Tuesday, 25 June 2024 11:15

Reckoning, The/ UK 2023

reckining

THE RECKONING

 

UK, 2023, 4 X 60 minutes, Colour.

Steve Coogan, Mark Stanley, Robert Emms, Gemma Jones, Neal Pearson, Siobhan Finneran, Mark Lewis Jones, Fenella Woolgar.

Directed by David Blair, Sandra Goldbacher.

 

The Reckoning is a strong television series, very difficult to watch. It is the story of the career of television personality, Jimmy Savile, and the revelation, a reckoning, of his abusive life.

The screenplay has been cowritten by Dan Davies, who had seen a television program of Jimmy Savile when he was young, followed through with his interest in Savile and seeming inconsistencies in his persona, eventually many interviews with Savile himself, finally writing an award winning account of several and his crimes.

From Wikipedia: “The boxes containing the many tapes, interview transcripts, newspaper cuttings and research articles that went into my book are taped shut and piled high in a shed. I don't want them in the house in which my three children live.

Davies' book In Plain Sight: The Life and Lies of Jimmy Savile was published in 2014. The book formed part of the basis of the BBC television series The Reckoning, and the series includes many scenes where Davies, played by Mark Stanley, interviews Savile.

 The sequences of interviews with Davies are a framework for the exploration of Savile’s life – and they are uncomfortable watching, Savile sociable, insinuating about his life yet in denial, needing to talk to Davies, the clashing, his calling him back.

With the flashbacks, there is information about  Savile and his family, his referring to his mother as the Duchess (played by Gemma Jones), visiting her in Scarborough, grieved at her death, yet revering her as something of a saint. Then there are his early years in television, his eccentric manner, his way of talking, the friendly persona, on the BBC, Top of the Pops – and later his program as he travelled in his caravan interviewing people around the UK and his manoeuvring himself into the television program, Jimmy’ll Fix It.

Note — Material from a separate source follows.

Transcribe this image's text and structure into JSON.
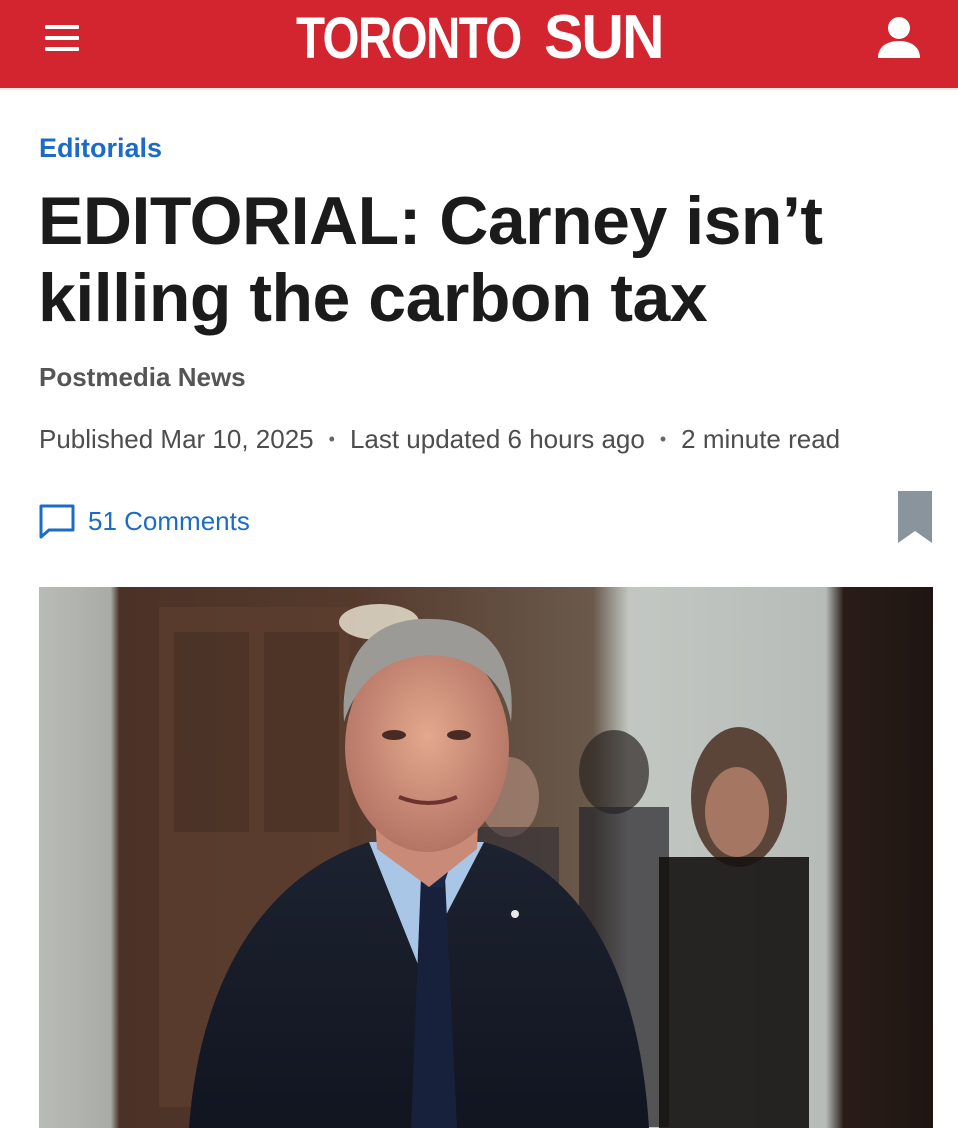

It was courageous of Steve Coogan to take on the role but he has shown quite versatility in television programs and personas as Well Is in films. He is made up to look like Savile, perform like Savile. And the filmmakers have decided to include quite a range of sequences with the actual Jimmy Savile making Coogan’s performance all the more eerie.

 

The series is in four parts. By the second part, teenage enthusiasts are introduced, focusing on one girl in particular who is assaulted and commits suicide. While Savile is called before the authorities, he always has an answer and, despite rumours, succeeded in his covering his crimes until he died.

 

Each episode is framed by testimonies from actual survivors of Savile’s crimes. And, some of their stories are re-enacted, when they were children or young adults, making Samples double life, especially his travelling caravan, all the more sinister, accosting, especially young girls, and assaulting them with dire results.

 

But, unmarried, capitalising on his freedoms, over the decades he raised millions of pounds for hospitals, acclaimed by Margaret Thatcher who eventually gave him a knighthood (actress Fenella Woolgar doing an excellent impression of Margaret Thatcher), crazed affirmed by Diane, meeting with the Pope, John Paul II during his tour of Britain, a papal knighthood.

 

However, there were some who are suspicious, especially at the end, the series showing him hanging around hospitals, lurking in the morgue suspiciously, confronting nursing staff who push in the side.

 

With the revelations after his death, great disillusionment with the British public, to have feted him and believed him for Savile’s many decades, the discovery that he was an abuser, a predator, narcissistic, all show in stating he would put smiles on people’s faces, but interiorly, a loner, lonely, angry…

The series should be seen in conjunction with the BBC documentary, Jimmy Savile: A British Horror Story (2022).